# Part 3. Enhancement
The RNN model used in Part 2 is a basic model to perform the task of sentiment classification. In
this section, you will design strategies to improve upon the previous model you have built. You are
required to implement the following adjustments:

1. Instead of keeping the word embeddings fixed, now update the word embeddings (the same
way as model parameters) during the training process.
2. As discussed in Question 1(c), apply your solution in mitigating the influence of OOV words
and train your model again.
3. Keeping the above two adjustments, replace your simple RNN model in Part 2 with a biLSTM model and a biGRU model, incorporating recurrent computations in both directions and
stacking multiple layers if possible.
4. Keeping the above two adjustments, replace your simple RNN model in Part 2 with a Convolutional Neural Network (CNN) to produce sentence representations and perform sentiment
classification.
5. Further improve your model. You are free to use any strategy other than the above mentioned solutions. Changing hyper-parameters or stacking more layers is not counted towards
a meaningful improvement.


## Question 1

Instead of keeping the word embeddings fixed, now update the word embeddings (the same
way as model parameters) during the training process.

### Approach

We will use the same model as in part 2 notebook, but now we will also back propagate
the loss into the word embeddings itself. This will mean that as the model learns,
the word embeddings would also update, causing the encoding of the words to change.

In [1]:
import numpy as np
import torch
import torch.nn as nn
import torch.optim as optim
from common_utils import EmbeddingMatrix

  from .autonotebook import tqdm as notebook_tqdm


In [2]:
class RNNModel(nn.Module):
    def __init__(self, vocab_size, embedding_dim, hidden_dim, output_dim, word_embedding:np.ndarray):
        super(RNNModel, self).__init__()

        # Word2Vec embedding layer
        # freeze=False to enable updates to embeddings
        self.word2vec_embeddings = nn.Embedding.from_pretrained(torch.tensor(word_embedding), freeze=False)

        # RNN layer
        self.rnn = nn.RNN(embedding_dim, hidden_dim)

        # Fully connected layer
        self.fc = nn.Linear(hidden_dim, output_dim)

    def forward(self, x):
        # Look up word embeddings
        x = self.word2vec_embeddings(x)

        # Pass through RNN
        x, _ = self.rnn(x)

        # Take the last hidden state
        x = x[:, -1, :]

        # Pass through fully connected layer
        x = self.fc(x)

        return x


hidden_dim = 128
output_dim = 1
# Load EmbeddingMatrix
w2v_model = EmbeddingMatrix.load()

# Create RNN model
model = RNNModel(w2v_model.vocab_size,
                 w2v_model.dimension,
                 hidden_dim,
                 output_dim,
                 w2v_model.embedding_matrix)

# Create optimizer
optimizer = optim.Adam(model.parameters())

## Question 2

### Approach

We can implement FastText and the <UNK> token handling.

In [4]:
# Implementation of FastText for word embedding
from gensim.models import FastText

# Load Word2Vec model
w2v_model = EmbeddingMatrix.load()

# Create a list of words from the Word2Vec model
words = list(w2v_model.vocab)

# Create a FastText model with the same dimensions as the Word2Vec model
fasttext_model = FastText(vector_size=w2v_model.dimension, window=5, min_count=1, workers=4)

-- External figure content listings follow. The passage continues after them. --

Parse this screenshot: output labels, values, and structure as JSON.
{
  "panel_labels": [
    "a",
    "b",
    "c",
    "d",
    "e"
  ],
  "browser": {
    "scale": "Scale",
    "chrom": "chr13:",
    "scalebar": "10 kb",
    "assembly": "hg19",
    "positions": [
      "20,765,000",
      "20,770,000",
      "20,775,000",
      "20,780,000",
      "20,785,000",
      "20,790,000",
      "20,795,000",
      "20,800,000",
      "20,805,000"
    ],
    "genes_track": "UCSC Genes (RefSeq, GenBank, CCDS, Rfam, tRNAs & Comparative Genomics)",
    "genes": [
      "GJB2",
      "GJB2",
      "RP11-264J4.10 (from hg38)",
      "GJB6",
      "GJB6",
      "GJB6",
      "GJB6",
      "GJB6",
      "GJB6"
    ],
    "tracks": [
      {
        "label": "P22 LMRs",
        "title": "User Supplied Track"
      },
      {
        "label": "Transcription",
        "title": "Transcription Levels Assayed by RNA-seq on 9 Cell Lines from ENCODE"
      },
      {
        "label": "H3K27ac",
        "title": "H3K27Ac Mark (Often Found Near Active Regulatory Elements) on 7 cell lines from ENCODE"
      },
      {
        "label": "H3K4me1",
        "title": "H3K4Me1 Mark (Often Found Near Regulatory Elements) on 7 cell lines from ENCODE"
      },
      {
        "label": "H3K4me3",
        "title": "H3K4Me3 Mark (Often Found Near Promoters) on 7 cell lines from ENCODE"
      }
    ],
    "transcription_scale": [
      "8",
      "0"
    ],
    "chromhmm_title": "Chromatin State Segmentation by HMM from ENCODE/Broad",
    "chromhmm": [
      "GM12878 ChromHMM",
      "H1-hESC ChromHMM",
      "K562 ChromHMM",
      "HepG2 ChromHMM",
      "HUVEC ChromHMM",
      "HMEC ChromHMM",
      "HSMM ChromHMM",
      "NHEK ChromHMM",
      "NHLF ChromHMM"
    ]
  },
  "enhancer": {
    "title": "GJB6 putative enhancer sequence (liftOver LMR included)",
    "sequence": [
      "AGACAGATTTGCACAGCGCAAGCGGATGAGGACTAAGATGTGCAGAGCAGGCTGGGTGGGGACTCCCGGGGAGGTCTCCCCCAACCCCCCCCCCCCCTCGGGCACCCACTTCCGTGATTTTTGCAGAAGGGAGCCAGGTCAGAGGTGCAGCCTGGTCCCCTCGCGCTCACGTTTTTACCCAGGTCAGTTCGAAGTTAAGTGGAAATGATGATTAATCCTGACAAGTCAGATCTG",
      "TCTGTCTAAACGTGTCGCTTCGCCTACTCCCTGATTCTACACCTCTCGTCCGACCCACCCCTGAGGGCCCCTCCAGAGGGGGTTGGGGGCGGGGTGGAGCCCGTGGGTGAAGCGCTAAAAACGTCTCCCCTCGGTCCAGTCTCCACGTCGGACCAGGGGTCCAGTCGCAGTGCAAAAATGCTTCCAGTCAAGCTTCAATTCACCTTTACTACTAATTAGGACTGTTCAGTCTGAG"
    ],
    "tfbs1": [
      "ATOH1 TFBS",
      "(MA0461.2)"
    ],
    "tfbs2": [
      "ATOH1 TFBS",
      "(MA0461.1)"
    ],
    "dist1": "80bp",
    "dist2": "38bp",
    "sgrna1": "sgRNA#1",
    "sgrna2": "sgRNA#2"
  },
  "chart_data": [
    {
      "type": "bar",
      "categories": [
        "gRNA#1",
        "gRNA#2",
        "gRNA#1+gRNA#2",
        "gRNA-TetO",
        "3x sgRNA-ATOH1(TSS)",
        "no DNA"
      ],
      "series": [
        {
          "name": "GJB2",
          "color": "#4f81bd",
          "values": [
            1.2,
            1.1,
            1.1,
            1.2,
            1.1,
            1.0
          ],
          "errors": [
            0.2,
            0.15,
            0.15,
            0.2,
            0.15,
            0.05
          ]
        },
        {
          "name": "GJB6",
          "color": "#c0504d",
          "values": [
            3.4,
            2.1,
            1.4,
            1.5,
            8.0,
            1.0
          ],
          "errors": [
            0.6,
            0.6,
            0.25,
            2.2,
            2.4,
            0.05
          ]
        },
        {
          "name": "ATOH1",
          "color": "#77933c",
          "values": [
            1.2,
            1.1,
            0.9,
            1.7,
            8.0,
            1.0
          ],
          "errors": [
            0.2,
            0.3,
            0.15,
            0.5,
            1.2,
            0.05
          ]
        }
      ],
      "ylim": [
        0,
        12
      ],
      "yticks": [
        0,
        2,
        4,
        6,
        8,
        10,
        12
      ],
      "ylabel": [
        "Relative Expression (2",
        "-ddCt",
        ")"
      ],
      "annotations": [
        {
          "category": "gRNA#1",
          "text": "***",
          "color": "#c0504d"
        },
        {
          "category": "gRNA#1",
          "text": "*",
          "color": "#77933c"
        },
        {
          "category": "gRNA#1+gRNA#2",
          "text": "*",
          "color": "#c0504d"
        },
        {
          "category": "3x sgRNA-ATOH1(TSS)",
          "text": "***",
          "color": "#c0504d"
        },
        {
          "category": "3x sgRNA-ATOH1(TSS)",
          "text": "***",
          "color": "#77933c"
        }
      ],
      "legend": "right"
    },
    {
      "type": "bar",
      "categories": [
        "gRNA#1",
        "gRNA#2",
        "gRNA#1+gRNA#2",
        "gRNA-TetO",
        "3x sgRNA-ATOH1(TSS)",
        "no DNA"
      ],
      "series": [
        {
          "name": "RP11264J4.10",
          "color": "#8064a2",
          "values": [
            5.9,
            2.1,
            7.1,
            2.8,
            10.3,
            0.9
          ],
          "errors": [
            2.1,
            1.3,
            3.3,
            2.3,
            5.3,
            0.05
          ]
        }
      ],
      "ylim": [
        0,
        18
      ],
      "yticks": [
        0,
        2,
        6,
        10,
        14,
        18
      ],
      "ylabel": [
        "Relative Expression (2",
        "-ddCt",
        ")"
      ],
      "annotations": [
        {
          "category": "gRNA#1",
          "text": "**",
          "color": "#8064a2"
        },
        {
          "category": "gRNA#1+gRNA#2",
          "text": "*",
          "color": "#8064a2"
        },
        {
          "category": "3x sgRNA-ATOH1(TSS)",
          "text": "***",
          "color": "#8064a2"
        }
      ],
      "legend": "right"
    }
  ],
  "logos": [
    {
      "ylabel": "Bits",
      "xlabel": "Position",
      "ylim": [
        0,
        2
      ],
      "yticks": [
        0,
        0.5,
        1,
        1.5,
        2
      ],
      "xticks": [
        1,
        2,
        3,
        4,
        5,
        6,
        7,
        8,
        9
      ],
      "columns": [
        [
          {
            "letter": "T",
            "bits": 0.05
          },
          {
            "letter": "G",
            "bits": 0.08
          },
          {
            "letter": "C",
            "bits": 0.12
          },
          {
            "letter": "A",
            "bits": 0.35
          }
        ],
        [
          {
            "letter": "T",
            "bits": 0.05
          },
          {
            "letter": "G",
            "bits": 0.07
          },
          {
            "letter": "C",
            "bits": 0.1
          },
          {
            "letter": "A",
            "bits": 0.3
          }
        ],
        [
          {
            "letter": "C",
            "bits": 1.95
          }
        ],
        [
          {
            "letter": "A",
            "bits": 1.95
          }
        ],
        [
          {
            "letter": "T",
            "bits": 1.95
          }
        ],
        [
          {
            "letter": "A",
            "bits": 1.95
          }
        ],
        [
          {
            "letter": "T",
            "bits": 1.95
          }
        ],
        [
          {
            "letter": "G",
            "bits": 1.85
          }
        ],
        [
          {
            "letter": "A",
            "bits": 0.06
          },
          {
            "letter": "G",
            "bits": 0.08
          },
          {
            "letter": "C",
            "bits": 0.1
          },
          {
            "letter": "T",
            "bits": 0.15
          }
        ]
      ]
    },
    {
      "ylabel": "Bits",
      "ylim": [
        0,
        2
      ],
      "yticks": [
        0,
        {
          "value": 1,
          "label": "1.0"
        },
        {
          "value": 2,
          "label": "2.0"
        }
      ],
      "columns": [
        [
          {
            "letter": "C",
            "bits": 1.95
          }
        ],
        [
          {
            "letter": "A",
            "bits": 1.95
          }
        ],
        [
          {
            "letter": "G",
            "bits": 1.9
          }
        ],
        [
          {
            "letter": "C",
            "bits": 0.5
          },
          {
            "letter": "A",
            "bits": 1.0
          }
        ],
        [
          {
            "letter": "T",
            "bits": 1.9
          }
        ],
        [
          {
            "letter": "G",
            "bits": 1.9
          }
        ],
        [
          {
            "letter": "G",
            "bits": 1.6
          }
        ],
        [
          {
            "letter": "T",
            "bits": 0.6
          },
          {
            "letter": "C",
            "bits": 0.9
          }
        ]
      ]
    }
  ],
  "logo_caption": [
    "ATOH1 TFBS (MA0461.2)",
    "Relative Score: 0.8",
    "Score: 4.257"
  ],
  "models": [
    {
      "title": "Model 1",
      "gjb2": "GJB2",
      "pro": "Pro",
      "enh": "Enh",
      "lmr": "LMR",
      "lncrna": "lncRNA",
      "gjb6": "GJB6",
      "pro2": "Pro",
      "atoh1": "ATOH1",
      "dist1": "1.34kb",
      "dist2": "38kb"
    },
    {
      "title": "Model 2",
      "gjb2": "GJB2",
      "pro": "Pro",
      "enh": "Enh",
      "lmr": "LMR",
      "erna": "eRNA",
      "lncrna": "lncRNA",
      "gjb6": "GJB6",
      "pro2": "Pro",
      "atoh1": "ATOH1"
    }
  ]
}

# Build the FastText vocabulary
fasttext_model.build_vocab(words)

# Initialize embeddings with Word2Vec embeddings
for word in words:
    fasttext_model.wv[word] = w2v_model[word]


# Question 3. Enhancement
(a) Report the accuracy score on the test set when the word embeddings are updated (Part 3.1).
   
(b) Report the accuracy score on the test set when applying your method to deal with OOV words
in Part 3.2.
   
(c) Report the accuracy scores of biLSTM and biGRU on the test set (Part 3.3).
   
(d) Report the accuracy scores of CNN on the test set (Part 3.4).
   
(e) Describe your final improvement strategy in Part 3.5. Report the accuracy on the test set
using your improved model.
   
(f) Compare the results across different solutions above and describe your observations with possible discussions.